Wondering why he moved to Australia to begin with. Maybe he liked the asian volatility of fixed income... just a guess. (nevermind, he answered it towards the end) I like his philosophy of not keeping daily/weekly score, just simply trading. Always looking for the next trade, very in the moment. Great advice.
Anybody knows his returns, size? Somewhere was mentioned a quick 4-5 M loss what he made back a few months later.
That guy is awesome. I don't remember the exact quote, but on his first day at the SNFE: -"This is not your booth, John!" -"It's mine now."
If anyone Cares... I took some notes on this guy. Big fan. -the comet analogy where charts are the tail, and you really can’t grasp what the market is actually going to do. You got to learn to get aboard the comet and ride the comet. -future or past, does not matter. It is only the next trade, finding good trades. -guy does not use stops has zero feelings towards the money -lives a minimalist lifestyle -clears his head often -winning is easy, losing is the key - tons of self-belief -society does not teach you how to lose. How do you deal with taking a loss. You need to experience the loss, learn from it then spit it out and focus on the next trade. -focus on the now of trading. The next trade is the most important trade -Observations, practice observing – work on observational skills -Don’t track equity curve daily or weekly… perhaps just monthly. Distance yourself from the money, it is not that important. Completely divorce yourself from money -Front of comet is your entrance, it is the bid ask -Challenge brain all the time -Challenge is to be the best, never think you are the best -focus on next trade, you become immune to winning and immune to losing. Focus on the Now of Trading
Sounds like the typical person they have on Chat With Traders, other podcasts as well. All fluff, no substance, just like you described somi. I listened to hundreds of different episodes before figuring this out. The only way I would change my mind about this guy if neither he nor any of his affiliates have any programs where they ask you for money lol.
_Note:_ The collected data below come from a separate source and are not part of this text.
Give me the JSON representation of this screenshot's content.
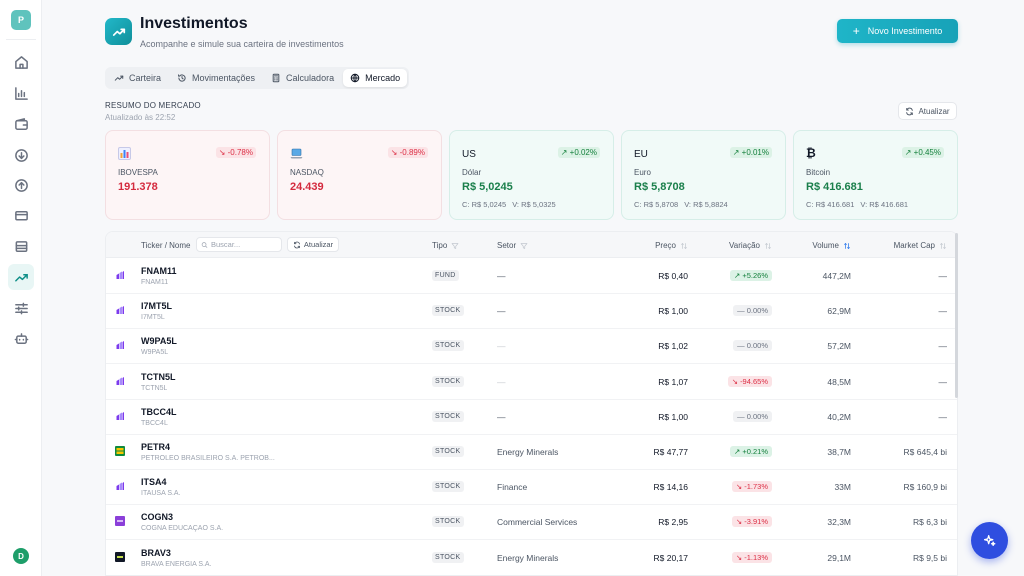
{
  "sidebar": {
    "workspace_initial": "P",
    "user_initial": "D",
    "items": [
      "home-icon",
      "bar-chart-icon",
      "wallet-icon",
      "arrow-down-circle-icon",
      "arrow-up-circle-icon",
      "credit-card-icon",
      "archive-icon",
      "trending-up-icon",
      "sliders-icon",
      "bot-icon"
    ],
    "active_item": "trending-up-icon"
  },
  "header": {
    "title": "Investimentos",
    "subtitle": "Acompanhe e simule sua carteira de investimentos",
    "new_button": "Novo Investimento"
  },
  "tabs": [
    {
      "label": "Carteira",
      "icon": "trending-up-icon"
    },
    {
      "label": "Movimentações",
      "icon": "history-icon"
    },
    {
      "label": "Calculadora",
      "icon": "calculator-icon"
    },
    {
      "label": "Mercado",
      "icon": "globe-icon",
      "active": true
    }
  ],
  "market": {
    "title": "RESUMO DO MERCADO",
    "updated": "Atualizado às 22:52",
    "refresh_label": "Atualizar",
    "cards": [
      {
        "name": "IBOVESPA",
        "value": "191.378",
        "change": "-0.78%",
        "trend": "down",
        "icon": "bar-chart-emoji"
      },
      {
        "name": "NASDAQ",
        "value": "24.439",
        "change": "-0.89%",
        "trend": "down",
        "icon": "laptop-emoji"
      },
      {
        "code": "US",
        "name": "Dólar",
        "value": "R$ 5,0245",
        "change": "+0.02%",
        "trend": "up",
        "bid": "C: R$ 5,0245",
        "ask": "V: R$ 5,0325"
      },
      {
        "code": "EU",
        "name": "Euro",
        "value": "R$ 5,8708",
        "change": "+0.01%",
        "trend": "up",
        "bid": "C: R$ 5,8708",
        "ask": "V: R$ 5,8824"
      },
      {
        "code": "₿",
        "name": "Bitcoin",
        "value": "R$ 416.681",
        "change": "+0.45%",
        "trend": "up",
        "bid": "C: R$ 416.681",
        "ask": "V: R$ 416.681"
      }
    ]
  },
  "table": {
    "headers": {
      "ticker": "Ticker / Nome",
      "tipo": "Tipo",
      "setor": "Setor",
      "preco": "Preço",
      "variacao": "Variação",
      "volume": "Volume",
      "market_cap": "Market Cap"
    },
    "search_placeholder": "Buscar...",
    "refresh_label": "Atualizar",
    "rows": [
      {
        "ticker": "FNAM11",
        "name": "FNAM11",
        "tipo": "FUND",
        "setor": "—",
        "setor_muted": false,
        "preco": "R$ 0,40",
        "variacao": "+5.26%",
        "trend": "up",
        "volume": "447,2M",
        "market_cap": "—",
        "logo": "purple"
      },
      {
        "ticker": "I7MT5L",
        "name": "I7MT5L",
        "tipo": "STOCK",
        "setor": "—",
        "setor_muted": false,
        "preco": "R$ 1,00",
        "variacao": "0.00%",
        "trend": "flat",
        "volume": "62,9M",
        "market_cap": "—",
        "logo": "purple"
      },
      {
        "ticker": "W9PA5L",
        "name": "W9PA5L",
        "tipo": "STOCK",
        "setor": "—",
        "setor_muted": true,
        "preco": "R$ 1,02",
        "variacao": "0.00%",
        "trend": "flat",
        "volume": "57,2M",
        "market_cap": "—",
        "logo": "purple"
      },
      {
        "ticker": "TCTN5L",
        "name": "TCTN5L",
        "tipo": "STOCK",
        "setor": "—",
        "setor_muted": true,
        "preco": "R$ 1,07",
        "variacao": "-94.65%",
        "trend": "down",
        "volume": "48,5M",
        "market_cap": "—",
        "logo": "purple"
      },
      {
        "ticker": "TBCC4L",
        "name": "TBCC4L",
        "tipo": "STOCK",
        "setor": "—",
        "setor_muted": false,
        "preco": "R$ 1,00",
        "variacao": "0.00%",
        "trend": "flat",
        "volume": "40,2M",
        "market_cap": "—",
        "logo": "purple"
      },
      {
        "ticker": "PETR4",
        "name": "PETROLEO BRASILEIRO S.A. PETROB...",
        "tipo": "STOCK",
        "setor": "Energy Minerals",
        "setor_muted": false,
        "preco": "R$ 47,77",
        "variacao": "+0.21%",
        "trend": "up",
        "volume": "38,7M",
        "market_cap": "R$ 645,4 bi",
        "logo": "petrobras"
      },
      {
        "ticker": "ITSA4",
        "name": "ITAUSA S.A.",
        "tipo": "STOCK",
        "setor": "Finance",
        "setor_muted": false,
        "preco": "R$ 14,16",
        "variacao": "-1.73%",
        "trend": "down",
        "volume": "33M",
        "market_cap": "R$ 160,9 bi",
        "logo": "purple"
      },
      {
        "ticker": "COGN3",
        "name": "COGNA EDUCAÇÃO S.A.",
        "tipo": "STOCK",
        "setor": "Commercial Services",
        "setor_muted": false,
        "preco": "R$ 2,95",
        "variacao": "-3.91%",
        "trend": "down",
        "volume": "32,3M",
        "market_cap": "R$ 6,3 bi",
        "logo": "cogna"
      },
      {
        "ticker": "BRAV3",
        "name": "BRAVA ENERGIA S.A.",
        "tipo": "STOCK",
        "setor": "Energy Minerals",
        "setor_muted": false,
        "preco": "R$ 20,17",
        "variacao": "-1.13%",
        "trend": "down",
        "volume": "29,1M",
        "market_cap": "R$ 9,5 bi",
        "logo": "brava"
      }
    ]
  },
  "colors": {
    "accent": "#17a2b8",
    "positive": "#15803d",
    "negative": "#dc2f45",
    "fab": "#2f4ee0"
  }
}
Pretty common for ex-pit scalpers to sound "all fluff". Their technique was just to sit on bid and ask all day and yell on the top of their lungs, perhaps just legging spreads here and there to evacuate outright risk. It doesn't mean Charlie Di Francesca, Tom Baldwin or Margie Teller were snake oil salesmen. Pretty sure Rambo was legit in the pit.
>-lives a minimalist lifestyle So what does he do with the extra money he doesn't need? Or why doesn't he retire if he already have enough money for the rest of his life? He doesn't really look extra healthy...
LOL yea he looks like he had a 24 pack of natty light and followed it up snorting coke off hookers' arses.